Pterygoplichthys weberi
- Conservation status: Least Concern (IUCN 3.1)

Scientific classification
- Kingdom: Animalia
- Phylum: Chordata
- Class: Actinopterygii
- Order: Siluriformes
- Family: Loricariidae
- Genus: Pterygoplichthys
- Species: P. weberi
- Binomial name: Pterygoplichthys weberi Armbruster & Page, 2006

= Pterygoplichthys weberi =

- Authority: Armbruster & Page, 2006
- Conservation status: LC

Species of catfish

Pterygoplichthys weberi is a species of catfish in the family Loricariidae.

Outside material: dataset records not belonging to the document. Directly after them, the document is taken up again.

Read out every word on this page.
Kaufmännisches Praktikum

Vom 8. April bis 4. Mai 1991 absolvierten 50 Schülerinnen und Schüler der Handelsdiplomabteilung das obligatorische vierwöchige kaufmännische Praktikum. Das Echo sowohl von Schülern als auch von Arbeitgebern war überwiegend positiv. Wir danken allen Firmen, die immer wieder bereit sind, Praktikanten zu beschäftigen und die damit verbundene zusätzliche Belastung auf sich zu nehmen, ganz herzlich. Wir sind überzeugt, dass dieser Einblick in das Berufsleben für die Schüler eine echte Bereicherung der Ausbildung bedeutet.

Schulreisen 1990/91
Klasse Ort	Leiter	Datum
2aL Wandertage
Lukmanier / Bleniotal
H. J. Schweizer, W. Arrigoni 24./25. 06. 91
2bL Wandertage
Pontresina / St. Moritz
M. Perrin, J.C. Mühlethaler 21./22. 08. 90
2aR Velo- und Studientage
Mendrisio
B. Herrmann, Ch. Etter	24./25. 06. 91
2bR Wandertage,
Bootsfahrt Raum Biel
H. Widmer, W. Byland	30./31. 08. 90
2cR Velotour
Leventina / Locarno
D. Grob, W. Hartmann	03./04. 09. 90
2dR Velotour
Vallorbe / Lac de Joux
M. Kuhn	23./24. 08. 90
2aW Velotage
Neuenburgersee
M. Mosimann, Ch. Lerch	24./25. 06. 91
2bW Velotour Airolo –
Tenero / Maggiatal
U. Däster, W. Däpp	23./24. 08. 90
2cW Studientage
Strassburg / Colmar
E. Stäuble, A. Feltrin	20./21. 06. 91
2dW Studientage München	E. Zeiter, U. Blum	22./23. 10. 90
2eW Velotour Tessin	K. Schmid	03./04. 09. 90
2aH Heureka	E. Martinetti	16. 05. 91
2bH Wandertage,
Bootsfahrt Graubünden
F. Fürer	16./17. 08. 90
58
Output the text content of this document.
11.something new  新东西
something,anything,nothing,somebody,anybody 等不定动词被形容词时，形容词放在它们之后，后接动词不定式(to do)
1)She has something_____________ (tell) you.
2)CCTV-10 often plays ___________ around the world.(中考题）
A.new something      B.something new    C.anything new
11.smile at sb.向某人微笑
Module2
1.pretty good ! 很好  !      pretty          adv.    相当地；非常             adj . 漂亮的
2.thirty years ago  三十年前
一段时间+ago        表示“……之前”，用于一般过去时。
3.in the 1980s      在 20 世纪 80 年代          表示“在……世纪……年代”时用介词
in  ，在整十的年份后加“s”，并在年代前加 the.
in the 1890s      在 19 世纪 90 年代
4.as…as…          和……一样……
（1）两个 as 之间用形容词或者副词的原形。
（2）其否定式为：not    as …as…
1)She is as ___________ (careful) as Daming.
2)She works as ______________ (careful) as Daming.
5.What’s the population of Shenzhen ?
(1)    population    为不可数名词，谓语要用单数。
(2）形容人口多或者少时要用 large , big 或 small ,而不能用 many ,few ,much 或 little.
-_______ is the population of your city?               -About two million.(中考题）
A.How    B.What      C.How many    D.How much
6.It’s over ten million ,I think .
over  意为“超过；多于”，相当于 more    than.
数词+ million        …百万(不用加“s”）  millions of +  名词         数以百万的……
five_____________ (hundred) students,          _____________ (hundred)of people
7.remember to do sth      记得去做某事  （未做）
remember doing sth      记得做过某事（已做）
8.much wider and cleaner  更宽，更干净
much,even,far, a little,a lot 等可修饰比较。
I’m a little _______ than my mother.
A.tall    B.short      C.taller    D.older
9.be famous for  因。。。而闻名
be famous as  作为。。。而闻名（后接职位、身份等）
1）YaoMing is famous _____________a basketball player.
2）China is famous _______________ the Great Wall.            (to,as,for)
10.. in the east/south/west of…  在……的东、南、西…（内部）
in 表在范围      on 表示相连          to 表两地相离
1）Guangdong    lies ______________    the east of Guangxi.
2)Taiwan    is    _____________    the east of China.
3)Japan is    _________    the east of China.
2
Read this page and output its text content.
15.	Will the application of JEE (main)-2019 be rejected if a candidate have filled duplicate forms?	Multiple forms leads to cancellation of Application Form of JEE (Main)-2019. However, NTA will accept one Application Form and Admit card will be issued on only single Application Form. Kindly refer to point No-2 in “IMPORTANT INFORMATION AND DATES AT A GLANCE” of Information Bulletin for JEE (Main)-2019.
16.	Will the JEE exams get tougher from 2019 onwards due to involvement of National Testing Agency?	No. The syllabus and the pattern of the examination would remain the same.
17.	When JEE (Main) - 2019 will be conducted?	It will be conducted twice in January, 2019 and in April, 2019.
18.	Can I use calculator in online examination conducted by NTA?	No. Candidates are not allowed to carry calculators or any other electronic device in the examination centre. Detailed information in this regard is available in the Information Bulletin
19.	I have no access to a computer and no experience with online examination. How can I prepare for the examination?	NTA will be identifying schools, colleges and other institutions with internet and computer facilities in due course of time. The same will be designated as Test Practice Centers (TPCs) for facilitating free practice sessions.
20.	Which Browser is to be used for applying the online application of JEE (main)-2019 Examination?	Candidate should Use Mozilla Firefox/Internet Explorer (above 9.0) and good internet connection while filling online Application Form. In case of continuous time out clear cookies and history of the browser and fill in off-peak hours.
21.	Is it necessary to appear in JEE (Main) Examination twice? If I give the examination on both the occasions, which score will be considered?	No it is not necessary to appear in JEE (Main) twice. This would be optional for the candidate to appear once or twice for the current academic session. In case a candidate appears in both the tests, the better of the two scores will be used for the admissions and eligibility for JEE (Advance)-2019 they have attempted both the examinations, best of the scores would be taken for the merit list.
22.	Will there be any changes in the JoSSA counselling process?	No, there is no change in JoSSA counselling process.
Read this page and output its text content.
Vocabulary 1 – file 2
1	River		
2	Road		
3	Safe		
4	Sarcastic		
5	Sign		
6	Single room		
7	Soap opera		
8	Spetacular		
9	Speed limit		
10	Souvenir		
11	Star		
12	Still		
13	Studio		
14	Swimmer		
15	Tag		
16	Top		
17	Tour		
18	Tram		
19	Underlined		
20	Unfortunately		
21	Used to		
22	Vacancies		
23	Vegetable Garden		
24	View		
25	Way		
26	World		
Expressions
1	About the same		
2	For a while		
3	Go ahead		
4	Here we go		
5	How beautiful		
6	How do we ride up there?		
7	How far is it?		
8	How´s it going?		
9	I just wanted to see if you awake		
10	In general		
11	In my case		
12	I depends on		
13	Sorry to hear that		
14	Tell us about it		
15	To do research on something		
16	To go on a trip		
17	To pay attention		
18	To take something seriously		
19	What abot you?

It is native to South America, where it occurs in the basins of the Amazon River, the Japurá River, the Marañón River, and the Ucayali River in Colombia, Ecuador, and Peru. The species reaches 19.7 cm in standard length and is known to be a facultative air-breather.

==Etymology==
Its specific epithet, weberi, honors Claude Weber of the Natural History Museum of Geneva for his contributions to the systematics of the genus Pterygoplichthys and of loricariids in general.

==Aquarium trade==
Pterygoplichthys weberi sometimes appears in the aquarium trade, where it may be referred to as the ranger pleco.